EXAMPLE 4 4-Bromo-2-nitroaniline (17) A solution of 2-nitroaniline (5 g, 36.2 mmol) in CH2Cl2 (100 mL) was cooled to -10 ° C, and treated through 90% of 2,4,4,6-tetrabromo-2,5- cyclohexane (19.8 g, 43.5 mmol) in 5 portions. The mixture was stirred at -10 ° C for 1 hour. After warming to room temperature, the reaction mixture was washed through 2N NaOH (60 ml) and brine (50 ml), dried over Na2SO4 and evaporated. Flash chromatography on silica gel (5% EtOAc / hexane) gave 7.40 g (94%) of 17 as a yellow solid: mp. 109-110 (see lit. 112-113 ° C); 1 H NMR d 8.27 (1 H, d, J = 2.3), 7.43 (1 H, dd, J = 8.9, 2.4), 6.73 (1 H, d, J = 8.8), 6.09 (NH, brs).
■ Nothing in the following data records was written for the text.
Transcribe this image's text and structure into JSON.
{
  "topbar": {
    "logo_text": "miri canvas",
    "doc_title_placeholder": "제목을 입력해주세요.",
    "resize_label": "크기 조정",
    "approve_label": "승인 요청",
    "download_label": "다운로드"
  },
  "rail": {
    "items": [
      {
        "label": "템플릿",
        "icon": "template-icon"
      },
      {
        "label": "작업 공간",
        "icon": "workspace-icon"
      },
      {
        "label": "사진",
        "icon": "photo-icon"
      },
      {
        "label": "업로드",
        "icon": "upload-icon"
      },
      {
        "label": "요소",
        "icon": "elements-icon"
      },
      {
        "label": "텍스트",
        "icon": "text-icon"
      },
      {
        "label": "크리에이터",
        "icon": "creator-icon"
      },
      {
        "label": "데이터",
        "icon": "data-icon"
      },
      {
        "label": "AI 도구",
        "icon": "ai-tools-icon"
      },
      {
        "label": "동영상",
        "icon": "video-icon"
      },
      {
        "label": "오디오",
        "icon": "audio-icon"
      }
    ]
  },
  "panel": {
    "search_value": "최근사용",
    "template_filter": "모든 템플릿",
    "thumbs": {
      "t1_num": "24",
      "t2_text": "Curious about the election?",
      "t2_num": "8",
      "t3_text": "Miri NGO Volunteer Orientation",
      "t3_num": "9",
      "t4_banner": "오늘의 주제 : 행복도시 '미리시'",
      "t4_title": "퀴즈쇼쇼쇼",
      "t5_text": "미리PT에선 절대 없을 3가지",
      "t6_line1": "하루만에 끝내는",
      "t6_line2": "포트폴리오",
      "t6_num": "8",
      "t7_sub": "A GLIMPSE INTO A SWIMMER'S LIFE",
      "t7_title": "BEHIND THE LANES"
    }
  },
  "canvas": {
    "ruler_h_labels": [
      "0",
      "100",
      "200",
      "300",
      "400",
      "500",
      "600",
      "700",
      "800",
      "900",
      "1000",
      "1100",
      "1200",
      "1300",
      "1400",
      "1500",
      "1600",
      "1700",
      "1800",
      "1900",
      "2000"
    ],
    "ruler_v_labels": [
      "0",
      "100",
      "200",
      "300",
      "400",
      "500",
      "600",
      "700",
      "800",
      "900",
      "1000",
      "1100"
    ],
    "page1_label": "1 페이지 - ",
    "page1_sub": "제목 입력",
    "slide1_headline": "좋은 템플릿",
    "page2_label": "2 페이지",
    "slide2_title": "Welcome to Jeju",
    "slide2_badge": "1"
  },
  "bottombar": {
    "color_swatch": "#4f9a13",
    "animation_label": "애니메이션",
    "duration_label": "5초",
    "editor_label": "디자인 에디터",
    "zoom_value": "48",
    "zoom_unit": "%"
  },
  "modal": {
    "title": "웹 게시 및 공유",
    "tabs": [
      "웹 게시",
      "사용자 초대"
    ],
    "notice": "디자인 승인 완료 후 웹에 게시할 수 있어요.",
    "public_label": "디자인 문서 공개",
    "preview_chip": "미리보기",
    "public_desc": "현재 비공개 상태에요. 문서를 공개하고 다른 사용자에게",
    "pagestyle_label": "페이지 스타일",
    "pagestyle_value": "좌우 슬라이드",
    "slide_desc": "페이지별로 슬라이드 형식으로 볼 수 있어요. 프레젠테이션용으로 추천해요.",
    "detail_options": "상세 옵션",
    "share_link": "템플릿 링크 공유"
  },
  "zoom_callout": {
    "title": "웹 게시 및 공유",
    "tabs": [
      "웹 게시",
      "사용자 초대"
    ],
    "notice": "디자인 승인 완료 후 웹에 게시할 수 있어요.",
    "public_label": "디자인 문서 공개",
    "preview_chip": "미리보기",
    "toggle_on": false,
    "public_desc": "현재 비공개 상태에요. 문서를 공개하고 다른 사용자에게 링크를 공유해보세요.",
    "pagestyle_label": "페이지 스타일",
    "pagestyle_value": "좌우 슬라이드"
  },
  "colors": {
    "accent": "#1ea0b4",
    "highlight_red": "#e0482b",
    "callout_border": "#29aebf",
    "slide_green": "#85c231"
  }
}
EXAMPLE 5 5-Formylbenzimidazole (18) A suspension of 5-benzimidazolecarboxylic acid (1.57 g, 9.7 mmol) in dry THF (50 mL) was cooled to -78 ° C under N2 and treated with LiAIH4 (736 mg, 19.4 mmol). After the addition, the mixture was allowed to warm slowly to room temperature and then stirred at room temperature overnight. The mixture was cautiously quenched through MeOH and H2O, and passed through a short column of silica gel eluting with 10% MeOH / EtOAc. The eluate was concentrated to give 876 mg of crude alcohol as a solid. The crude alcohol (876 mg) was dissolved in a mixture of DMF (3 ml), THF (10 ml) and CH2Cl2 (40 ml).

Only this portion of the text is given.